El pasado domingo se llevó a cabo un plebiscito para preguntar a los chilenos si estaban de acuerdo con el texto de la nueva Constitución política, propuesta a los ciudadanos para sustituir la anterior.
El resultado fue que el 62% no estaba de acuerdo con la nueva Carta Magna. Como la pregunta era si se aprobaba o no el nuevo texto en su totalidad, en realidad después del resultado es imposible saber a ciencia cierta qué artículos no eran aceptados y cuales sí por los votantes. Del mismo modo que si el resultado hubiera sido el contrario, nadie sabría en cuáles propuestas y en qué medida la gente estaba de acuerdo con lo redactado por los miembros de la Convención Constitucional.
Esa recusación, naturalmente, tiene diferentes lecturas. Una de ellas es que la propuesta carecía de consenso social; una “explicación” que -dicho sea de paso- explica más bien poco, pues vendría a mostrar que sí hay consenso, pero el contrario: la gente no quería el nuevo texto; otra es que el ambiente político polarizado, instalado en Chile después de la elección del presidente Boric, ha pasado factura a los constituyentes y su proyecto; una tercera lectura va por la línea de que la mayoría del pueblo chileno es, simplemente, más conservador que progresista, y que por eso algunas propuestas de nuevos derechos chocaron con la idea de la gente acerca de los valores que deberían vivirse en la sociedad chilena.
No faltan quienes dicen que la “culpa” del rechazo la tiene el haber hecho de la Constitución un canasto de sastre, en el que la mezcolanza de materias conflictivas (socialmente hablando): aborto, el tratamiento legal de los pueblos originarios, imposición de planteamientos de género y preferencias sexuales, plurinacionalidad dentro de una misma nación, acceso paritario obligatorio de hombres y mujeres en puestos de empleo público, etc.; hizo que el conjunto no fuera aprobado la mayoría de los votantes.
Hay analistas que señalan que el hecho de que el presidente Boric se involucrara personalmente en la campaña a favor de la aceptación del nuevo texto hizo que el foco del debate fuera la persona del presidente (un “blanco” fácil sobre el que tirar los dardos) y no un texto de muchas páginas y artículos de difícil lectura debido a su farragosa redacción.
Todo sumado, parece ser que, en realidad, la principal razón del “fracaso” es que el texto fue redactado tomando muy poco en cuenta a la gente.

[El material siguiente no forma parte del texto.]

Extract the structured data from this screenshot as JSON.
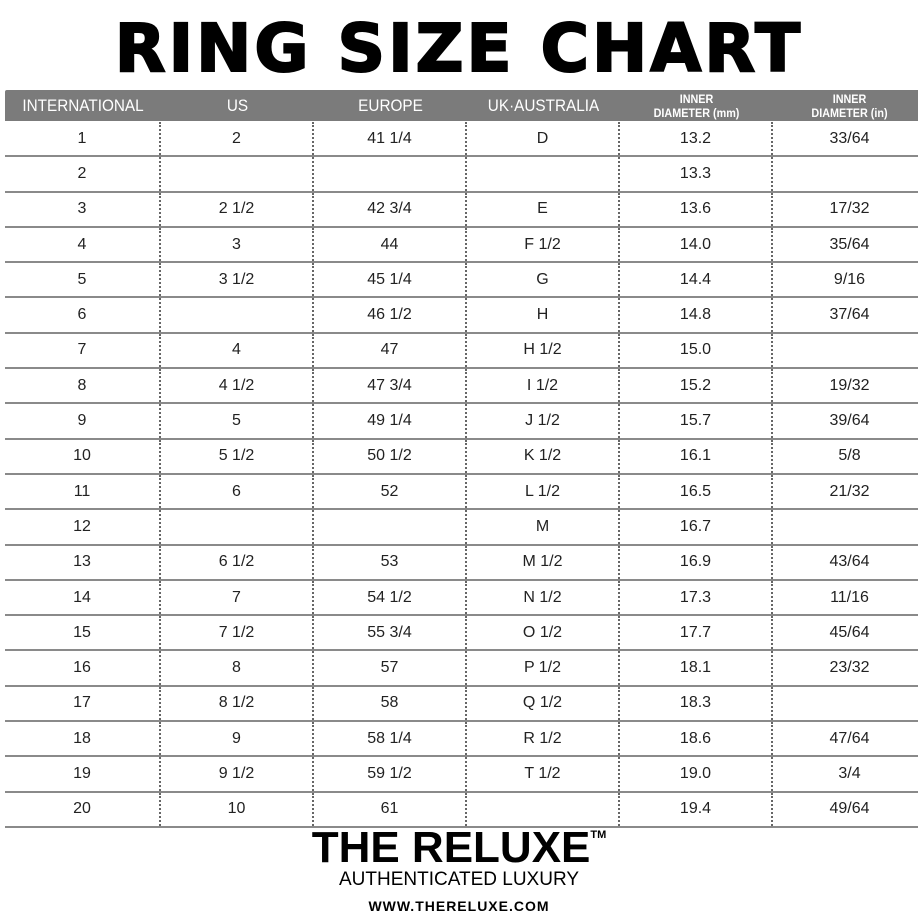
{
  "title": "RING SIZE CHART",
  "headers": [
    {
      "line1": "INTERNATIONAL",
      "line2": ""
    },
    {
      "line1": "US",
      "line2": ""
    },
    {
      "line1": "EUROPE",
      "line2": ""
    },
    {
      "line1": "UK·AUSTRALIA",
      "line2": ""
    },
    {
      "line1": "INNER",
      "line2": "DIAMETER (mm)"
    },
    {
      "line1": "INNER",
      "line2": "DIAMETER (in)"
    }
  ],
  "rows": [
    [
      "1",
      "2",
      "41 1/4",
      "D",
      "13.2",
      "33/64"
    ],
    [
      "2",
      "",
      "",
      "",
      "13.3",
      ""
    ],
    [
      "3",
      "2 1/2",
      "42 3/4",
      "E",
      "13.6",
      "17/32"
    ],
    [
      "4",
      "3",
      "44",
      "F 1/2",
      "14.0",
      "35/64"
    ],
    [
      "5",
      "3 1/2",
      "45 1/4",
      "G",
      "14.4",
      "9/16"
    ],
    [
      "6",
      "",
      "46 1/2",
      "H",
      "14.8",
      "37/64"
    ],
    [
      "7",
      "4",
      "47",
      "H 1/2",
      "15.0",
      ""
    ],
    [
      "8",
      "4 1/2",
      "47 3/4",
      "I 1/2",
      "15.2",
      "19/32"
    ],
    [
      "9",
      "5",
      "49 1/4",
      "J 1/2",
      "15.7",
      "39/64"
    ],
    [
      "10",
      "5 1/2",
      "50 1/2",
      "K 1/2",
      "16.1",
      "5/8"
    ],
    [
      "11",
      "6",
      "52",
      "L 1/2",
      "16.5",
      "21/32"
    ],
    [
      "12",
      "",
      "",
      "M",
      "16.7",
      ""
    ],
    [
      "13",
      "6 1/2",
      "53",
      "M 1/2",
      "16.9",
      "43/64"
    ],
    [
      "14",
      "7",
      "54 1/2",
      "N 1/2",
      "17.3",
      "11/16"
    ],
    [
      "15",
      "7 1/2",
      "55 3/4",
      "O 1/2",
      "17.7",
      "45/64"
    ],
    [
      "16",
      "8",
      "57",
      "P 1/2",
      "18.1",
      "23/32"
    ],
    [
      "17",
      "8 1/2",
      "58",
      "Q 1/2",
      "18.3",
      ""
    ],
    [
      "18",
      "9",
      "58 1/4",
      "R 1/2",
      "18.6",
      "47/64"
    ],
    [
      "19",
      "9 1/2",
      "59 1/2",
      "T 1/2",
      "19.0",
      "3/4"
    ],
    [
      "20",
      "10",
      "61",
      "",
      "19.4",
      "49/64"
    ]
  ],
  "brand": {
    "logo": "THE RELUXE",
    "trademark": "TM",
    "tagline": "AUTHENTICATED LUXURY",
    "url": "WWW.THERELUXE.COM"
  },
  "colors": {
    "header_bg": "#7b7b7b",
    "row_line": "#8a8a8a"
  }
}
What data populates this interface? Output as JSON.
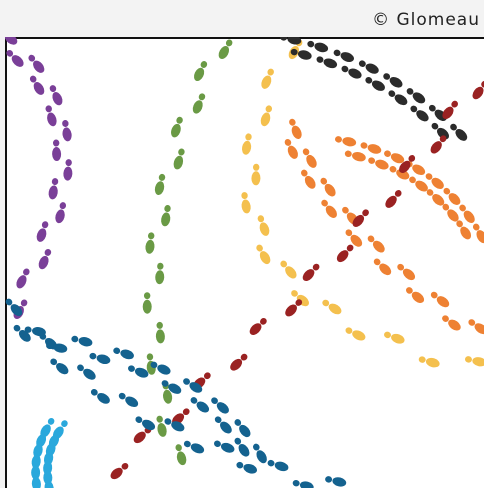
{
  "credit": "© Glomeau"
}
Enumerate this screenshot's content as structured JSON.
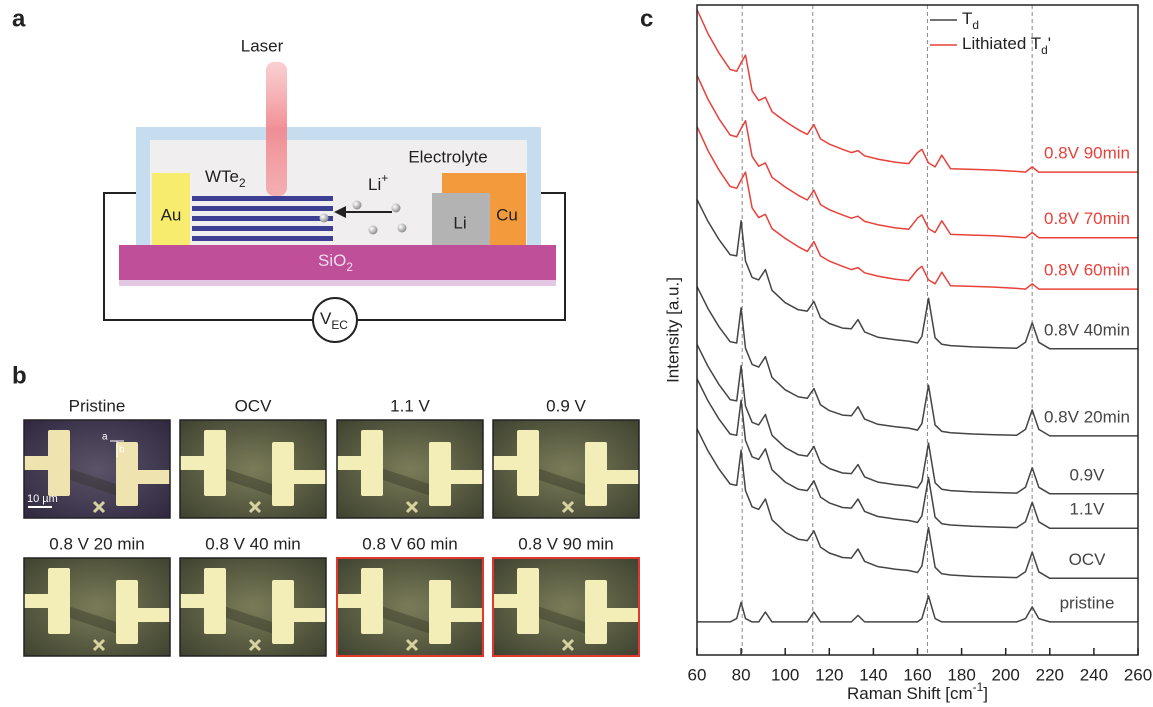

Empezando porque los miembros de la Convención Constitucional son legisladores independientes en su mayoría y pocos pertenecientes a partidos políticos (que es el cauce normal de representatividad en una democracia), y terminando porque la gente percibía un cierto tufillo de arrogancia en ellos, de una“superioridad” del tipo “nosotros le vamos a decir a la Nación cómo debería ser la sociedad”…
Una actitud que se refleja en algunas columnas de opinión posteriores al referéndum. Como la que, por ejemplo, escribe Pablo Ortúzar explicando las razones del triunfo del no: “Triunfó la dignidad de no aceptar algo mal hecho. Triunfó el deseo de una patria grande, donde quepamos todos, en vez de la covacha militante que nos impusieron. Triunfó un país que no quería ser inventado nuevamente por ustedes, ni picado en pedacitos. Triunfó el aprecio por el decoro público. ¿Qué es la dignidad sino negarse a ser tratado con la punta del pie?”.
Todo sumado, uno puede comprender mejor que lo que sucedió el pasado domingo es que “Chile eligió una nueva oportunidad para hacer las cosas bien. Para quererse y tomarse en serio como país”; porque entendió que diseñar una nación desde un gabinete ideologizado, sin tomar en cuenta a la gente, sin mirar la realidad “real” ni los valores populares no construye una nación, sino que más bien la deconstruye. Y los chilenos, conscientes de esto, se opusieron democráticamente al “experimento”.